A las 12 un coche estaba esperando a Omer en la puerta de la universidad para llevarle hasta el aeropuerto de Samsun y volar en un vuelo privado hasta Darmstadt en poco menos de 3 horas. A media tarde llegó al edificio de operaciones espaciales de la Agencia Espacial Europea. Allí le estaba esperando un técnico que le hizo pasar a una sala de reuniones con una gran mesa con botellas de agua y una pantalla enorme en la pared en la que se proyectaba el logotipo de la ESA.

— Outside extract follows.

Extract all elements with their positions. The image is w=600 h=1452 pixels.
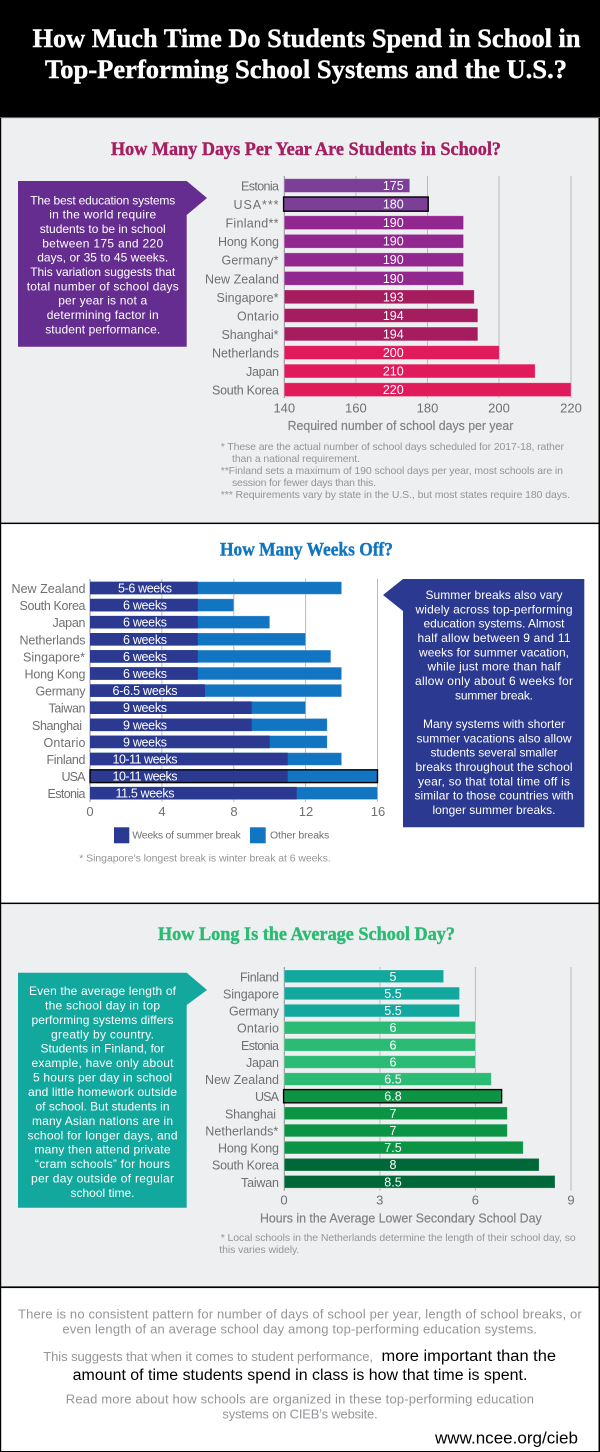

A los cinco minutos aparecieron por la puerta de cristal tres hombres trajeados. El primero de ellos se adelantó y le tendió la mano al doctor:

– ¿Dr. Omer Eskicioglu? Nos conocimos por teléfono. Soy Francesc Roux, y ellos son el señor James Goldbart, de la NASA y el señor Isaak Isayoff, de la Agencia Espacial Rusa.

– Encantado -dijo el Dr. Omer mientras apretaba la mano de los otros dos anfitriones de la reunión.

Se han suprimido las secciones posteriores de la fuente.